I normally move outside the table to perform such calculation, using arrays and spill ranges rather than using the inherent replication of table formula. There seems to be some benefit of your approach in that persistent storage is used to hold the prior step of an cumulative calculation. The downside would appear to be that the serialised data representing the evolving state would seem to be cumbersome, so if appears there are swings and roundabouts to be evaluated.
I would suggest you use your serialised data to hold the current state but to record the minimum of accumulated data as possible. Since I would be using an array calculation, I would have access to every step returned by the calculation but that means that the entire calculation is processed each time data is added. I am sorry that my ability to visualise and evaluate your proposal has proved to be somewhat limited.
- joelb95Brass Contributor
Hi Peter,
Thanks for replying. I've attached a primitive example for you - at this point I haven't actually implemented it in a meaningful data set (though I have demonstrated it works across thousands of lines of data).
The motivation is overcoming the limitations of excel's requirement for every cell to return a value, i.e. you can't return a thunk or any other fancy container/wrapper to a cell and then reference that cell for its value. This would, theoretically, allow you to persist the intermediate calculations in involved formulas without having to solve the array of array problems (or using the name manager to name intermediate calculation results).
Obviously some refinement is needed (such as using better row/column delimiters) and if taken seriously, data compression techniques could be automatically implied (removing all but the most essential data and encoding that data to the extent reasonable). If done correctly, with about 30k characters available in a string, you can save quite a lot of information in one of excel's most efficient data structures (strings are saved as entire discrete values and given a single lookup key).

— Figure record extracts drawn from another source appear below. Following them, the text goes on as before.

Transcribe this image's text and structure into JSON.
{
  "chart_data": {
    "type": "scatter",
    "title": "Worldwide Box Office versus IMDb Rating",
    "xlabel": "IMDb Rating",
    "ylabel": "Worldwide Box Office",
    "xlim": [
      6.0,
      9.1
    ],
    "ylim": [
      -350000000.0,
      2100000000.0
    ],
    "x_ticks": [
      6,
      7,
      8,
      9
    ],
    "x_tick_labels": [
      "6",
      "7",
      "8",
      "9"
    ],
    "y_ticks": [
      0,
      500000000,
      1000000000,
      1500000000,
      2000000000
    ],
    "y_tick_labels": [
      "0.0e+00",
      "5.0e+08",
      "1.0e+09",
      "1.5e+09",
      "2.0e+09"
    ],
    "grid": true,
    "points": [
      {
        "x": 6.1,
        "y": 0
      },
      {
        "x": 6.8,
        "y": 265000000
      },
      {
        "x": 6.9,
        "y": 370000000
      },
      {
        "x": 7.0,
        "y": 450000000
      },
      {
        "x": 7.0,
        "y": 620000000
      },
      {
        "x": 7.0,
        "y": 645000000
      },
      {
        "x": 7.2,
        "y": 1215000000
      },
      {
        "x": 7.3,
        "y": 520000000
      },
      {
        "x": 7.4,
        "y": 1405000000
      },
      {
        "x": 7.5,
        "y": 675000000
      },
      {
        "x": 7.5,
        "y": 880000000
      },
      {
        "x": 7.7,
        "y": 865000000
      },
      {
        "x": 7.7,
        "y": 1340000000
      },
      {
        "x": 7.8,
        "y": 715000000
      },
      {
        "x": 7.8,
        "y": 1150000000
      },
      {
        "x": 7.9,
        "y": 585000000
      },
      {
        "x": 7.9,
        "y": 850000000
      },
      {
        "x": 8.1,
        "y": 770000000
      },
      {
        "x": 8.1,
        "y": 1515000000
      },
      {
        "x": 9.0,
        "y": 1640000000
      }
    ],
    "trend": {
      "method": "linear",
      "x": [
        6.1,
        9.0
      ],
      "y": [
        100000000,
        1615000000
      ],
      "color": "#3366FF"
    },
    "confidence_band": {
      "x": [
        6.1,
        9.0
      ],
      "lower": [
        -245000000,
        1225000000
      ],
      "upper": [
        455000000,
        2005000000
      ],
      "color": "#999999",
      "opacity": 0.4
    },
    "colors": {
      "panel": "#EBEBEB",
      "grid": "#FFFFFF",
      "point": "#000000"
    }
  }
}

A bigger application of the idea, for instance, would be assigning individual lot numbers to every inflow of a security and being able to update that lots quantity and remaining cost basis according to whatever formula the cell using the array wants, i.e. this time specific identification, that time FIFO, another time LIFO, another time cost averaging, etc. Because the entire lot state is being persisted, a single outflow transaction of securities can relatively simply impact all affected security lots - whether that be one or a thousand. For instance, if you are using an average method over 15 lots of IBM shares, one formula could just search for lots of IBM in the prior state and adjust their values to their new remaining shares/value on a pro rata basis. Because the state was persisted, the entire updating of lots is basically a simple filter of one table that consists exclusively of the updated information for each remaining lot.

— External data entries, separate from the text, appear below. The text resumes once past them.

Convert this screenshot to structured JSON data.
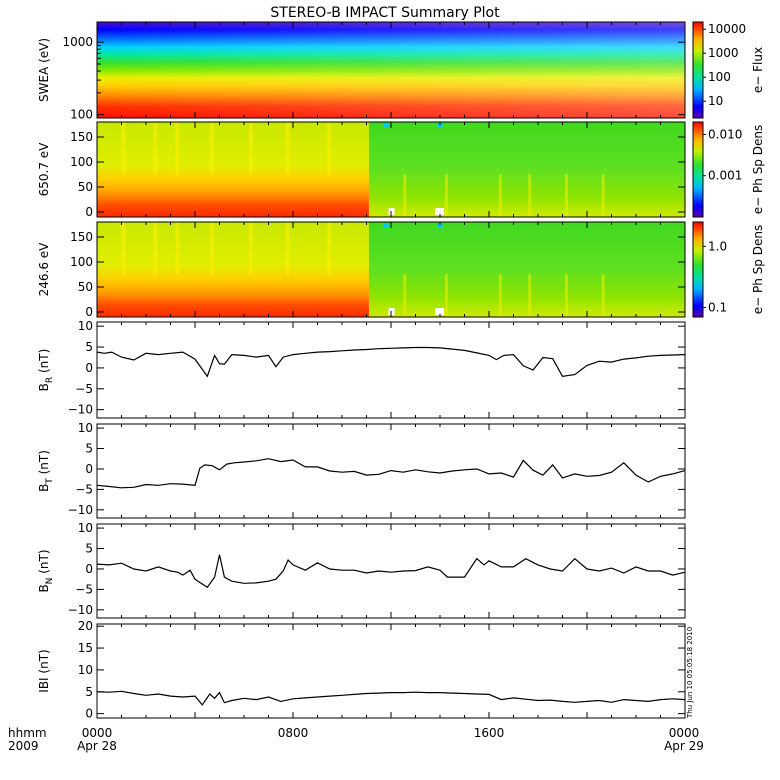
{
  "chart_data": [
    {
      "type": "heatmap",
      "panel": "swea",
      "title": "STEREO-B IMPACT Summary Plot",
      "ylabel": "SWEA (eV)",
      "yscale": "log",
      "ylim": [
        90,
        1900
      ],
      "yticks": [
        100,
        1000
      ],
      "ytick_labels": [
        "100",
        "1000"
      ],
      "colorbar": {
        "label": "e− Flux",
        "scale": "log",
        "range": [
          2,
          20000
        ],
        "ticks": [
          10,
          100,
          1000,
          10000
        ],
        "tick_labels": [
          "10",
          "100",
          "1000",
          "10000"
        ]
      }
    },
    {
      "type": "heatmap",
      "panel": "pa650",
      "ylabel": "650.7 eV",
      "ylim": [
        -10,
        180
      ],
      "yticks": [
        0,
        50,
        100,
        150
      ],
      "ytick_labels": [
        "0",
        "50",
        "100",
        "150"
      ],
      "colorbar": {
        "label": "e− Ph Sp Dens",
        "scale": "log",
        "range": [
          0.0001,
          0.02
        ],
        "ticks": [
          0.001,
          0.01
        ],
        "tick_labels": [
          "0.001",
          "0.010"
        ]
      }
    },
    {
      "type": "heatmap",
      "panel": "pa246",
      "ylabel": "246.6 eV",
      "ylim": [
        -10,
        180
      ],
      "yticks": [
        0,
        50,
        100,
        150
      ],
      "ytick_labels": [
        "0",
        "50",
        "100",
        "150"
      ],
      "colorbar": {
        "label": "e− Ph Sp Dens",
        "scale": "log",
        "range": [
          0.07,
          2.5
        ],
        "ticks": [
          0.1,
          1.0
        ],
        "tick_labels": [
          "0.1",
          "1.0"
        ]
      }
    },
    {
      "type": "line",
      "panel": "br",
      "ylabel": "B",
      "ylabel_sub": "R",
      "ylabel_unit": " (nT)",
      "ylim": [
        -12,
        11
      ],
      "yticks": [
        -10,
        -5,
        0,
        5,
        10
      ],
      "ytick_labels": [
        "−10",
        "−5",
        "0",
        "5",
        "10"
      ],
      "x": [
        0,
        0.3,
        0.6,
        1,
        1.5,
        2,
        2.5,
        3,
        3.5,
        4,
        4.5,
        4.8,
        5,
        5.2,
        5.5,
        6,
        6.5,
        7,
        7.3,
        7.6,
        8,
        8.5,
        9,
        9.5,
        10,
        10.5,
        11,
        11.5,
        12,
        12.5,
        13,
        13.5,
        14,
        14.5,
        15,
        15.5,
        16,
        16.3,
        16.6,
        17,
        17.4,
        17.8,
        18.2,
        18.6,
        19,
        19.5,
        20,
        20.5,
        21,
        21.5,
        22,
        22.5,
        23,
        23.5,
        24
      ],
      "values": [
        3.8,
        3.5,
        3.8,
        2.6,
        1.9,
        3.5,
        3.2,
        3.5,
        3.8,
        2.1,
        -2.0,
        3.0,
        1.0,
        0.9,
        3.2,
        3.0,
        2.6,
        3.0,
        0.3,
        2.6,
        3.2,
        3.5,
        3.8,
        3.9,
        4.1,
        4.3,
        4.4,
        4.6,
        4.7,
        4.8,
        4.9,
        4.9,
        4.8,
        4.5,
        4.2,
        3.6,
        3.0,
        2.0,
        3.0,
        3.2,
        0.5,
        -0.5,
        2.5,
        2.2,
        -2.0,
        -1.6,
        0.6,
        1.6,
        1.4,
        2.1,
        2.4,
        2.8,
        3.0,
        3.1,
        3.2
      ]
    },
    {
      "type": "line",
      "panel": "bt",
      "ylabel": "B",
      "ylabel_sub": "T",
      "ylabel_unit": " (nT)",
      "ylim": [
        -12,
        11
      ],
      "yticks": [
        -10,
        -5,
        0,
        5,
        10
      ],
      "ytick_labels": [
        "−10",
        "−5",
        "0",
        "5",
        "10"
      ],
      "x": [
        0,
        0.5,
        1,
        1.5,
        2,
        2.5,
        3,
        3.5,
        4,
        4.2,
        4.4,
        4.7,
        5,
        5.3,
        5.6,
        6,
        6.5,
        7,
        7.5,
        8,
        8.5,
        9,
        9.5,
        10,
        10.5,
        11,
        11.5,
        12,
        12.5,
        13,
        13.5,
        14,
        14.5,
        15,
        15.5,
        16,
        16.5,
        17,
        17.4,
        17.8,
        18.2,
        18.6,
        19,
        19.5,
        20,
        20.5,
        21,
        21.5,
        22,
        22.5,
        23,
        23.5,
        24
      ],
      "values": [
        -4,
        -4.3,
        -4.6,
        -4.5,
        -3.8,
        -4.0,
        -3.6,
        -3.7,
        -4.0,
        0.2,
        1.0,
        0.8,
        -0.2,
        1.2,
        1.5,
        1.7,
        2.0,
        2.5,
        1.8,
        2.2,
        0.5,
        0.5,
        -0.5,
        -0.8,
        -0.6,
        -1.5,
        -1.3,
        -0.4,
        -0.8,
        -0.2,
        -0.7,
        -1.0,
        -0.5,
        -0.2,
        0,
        -1.2,
        -1.0,
        -2.0,
        2.1,
        -0.3,
        -1.5,
        1.0,
        -2.2,
        -1.2,
        -1.8,
        -1.6,
        -0.8,
        1.5,
        -1.5,
        -3.2,
        -1.8,
        -1.2,
        -0.4
      ]
    },
    {
      "type": "line",
      "panel": "bn",
      "ylabel": "B",
      "ylabel_sub": "N",
      "ylabel_unit": " (nT)",
      "ylim": [
        -12,
        11
      ],
      "yticks": [
        -10,
        -5,
        0,
        5,
        10
      ],
      "ytick_labels": [
        "−10",
        "−5",
        "0",
        "5",
        "10"
      ],
      "x": [
        0,
        0.5,
        1,
        1.5,
        2,
        2.5,
        3,
        3.3,
        3.5,
        3.8,
        4,
        4.5,
        4.8,
        5,
        5.2,
        5.5,
        6,
        6.5,
        7,
        7.3,
        7.6,
        7.8,
        8,
        8.5,
        9,
        9.5,
        10,
        10.5,
        11,
        11.5,
        12,
        12.5,
        13,
        13.5,
        14,
        14.3,
        14.5,
        15,
        15.5,
        15.8,
        16,
        16.5,
        17,
        17.5,
        18,
        18.5,
        19,
        19.5,
        20,
        20.5,
        21,
        21.5,
        22,
        22.5,
        23,
        23.5,
        24
      ],
      "values": [
        1.2,
        1.0,
        1.4,
        0,
        -0.5,
        0.5,
        -0.5,
        -0.8,
        -1.5,
        -0.3,
        -2.5,
        -4.5,
        -2.0,
        3.5,
        -2.0,
        -3.0,
        -3.5,
        -3.4,
        -3.0,
        -2.5,
        -0.5,
        2.2,
        1.0,
        -0.3,
        1.5,
        0,
        -0.3,
        -0.3,
        -1.0,
        -0.5,
        -0.8,
        -0.5,
        -0.4,
        0.5,
        -0.3,
        -2.0,
        -2.0,
        -2.0,
        2.5,
        1.0,
        2.0,
        0.5,
        0.5,
        2.5,
        1.0,
        0,
        -0.5,
        2.5,
        0,
        -0.5,
        0.2,
        -1.0,
        0.5,
        -0.5,
        -0.5,
        -1.5,
        -0.8
      ]
    },
    {
      "type": "line",
      "panel": "bmag",
      "ylabel": "IBI (nT)",
      "ylim": [
        -1,
        20.5
      ],
      "yticks": [
        0,
        5,
        10,
        15,
        20
      ],
      "ytick_labels": [
        "0",
        "5",
        "10",
        "15",
        "20"
      ],
      "x": [
        0,
        0.5,
        1,
        1.5,
        2,
        2.5,
        3,
        3.5,
        4,
        4.3,
        4.6,
        4.8,
        5,
        5.2,
        5.5,
        6,
        6.5,
        7,
        7.5,
        8,
        8.5,
        9,
        9.5,
        10,
        10.5,
        11,
        11.5,
        12,
        12.5,
        13,
        13.5,
        14,
        14.5,
        15,
        15.5,
        16,
        16.5,
        17,
        17.5,
        18,
        18.5,
        19,
        19.5,
        20,
        20.5,
        21,
        21.5,
        22,
        22.5,
        23,
        23.5,
        24
      ],
      "values": [
        5.0,
        4.9,
        5.1,
        4.6,
        4.2,
        4.5,
        4.0,
        3.8,
        4.0,
        2.0,
        4.5,
        3.5,
        4.8,
        2.5,
        3.0,
        3.5,
        3.2,
        3.8,
        2.8,
        3.4,
        3.6,
        3.8,
        4.0,
        4.2,
        4.4,
        4.6,
        4.7,
        4.8,
        4.8,
        4.9,
        4.8,
        4.8,
        4.7,
        4.6,
        4.5,
        4.4,
        3.2,
        3.6,
        3.3,
        3.0,
        3.1,
        2.8,
        2.6,
        2.8,
        3.0,
        2.6,
        3.2,
        3.0,
        2.8,
        3.2,
        3.4,
        3.2
      ]
    }
  ],
  "footer": {
    "time_label": "hhmm",
    "year_label": "2009",
    "x_ticks": [
      "0000",
      "0800",
      "1600",
      "0000"
    ],
    "date_left": "Apr 28",
    "date_right": "Apr 29",
    "timestamp": "Thu Jun 10 05:05:18 2010"
  }
}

Even if this type of persistence were limited to something like once every thousand rows with the inbetween steps requiring full calculation/accumulation of all steps subsequent to the last persisted state, surely figuring out the state after 1,000 transactions is better than figuring it out after 10,000.
- PeterBartholomew1Silver Contributor
Your serialization appears to be well implemented and works. The methods we are developing are far removed from one another and the manner in which they scale is likely to be different. I tend to use thunks and perform entire calculations as one. I haven't given much thought to the way in which I could separate out 'historical' data to leave a smaller dynamic formula to bring the calculation up to date. Perhaps I should!
The idea of serialising the data appears to be considerably more complicated than assigning a field to stats from each lot but it should be more dynamic when new lots are introduced.
I have included the type of calculations I would turn to if faced with a problem such as that you describe, but it is so different that I doubt it will be of much value to you.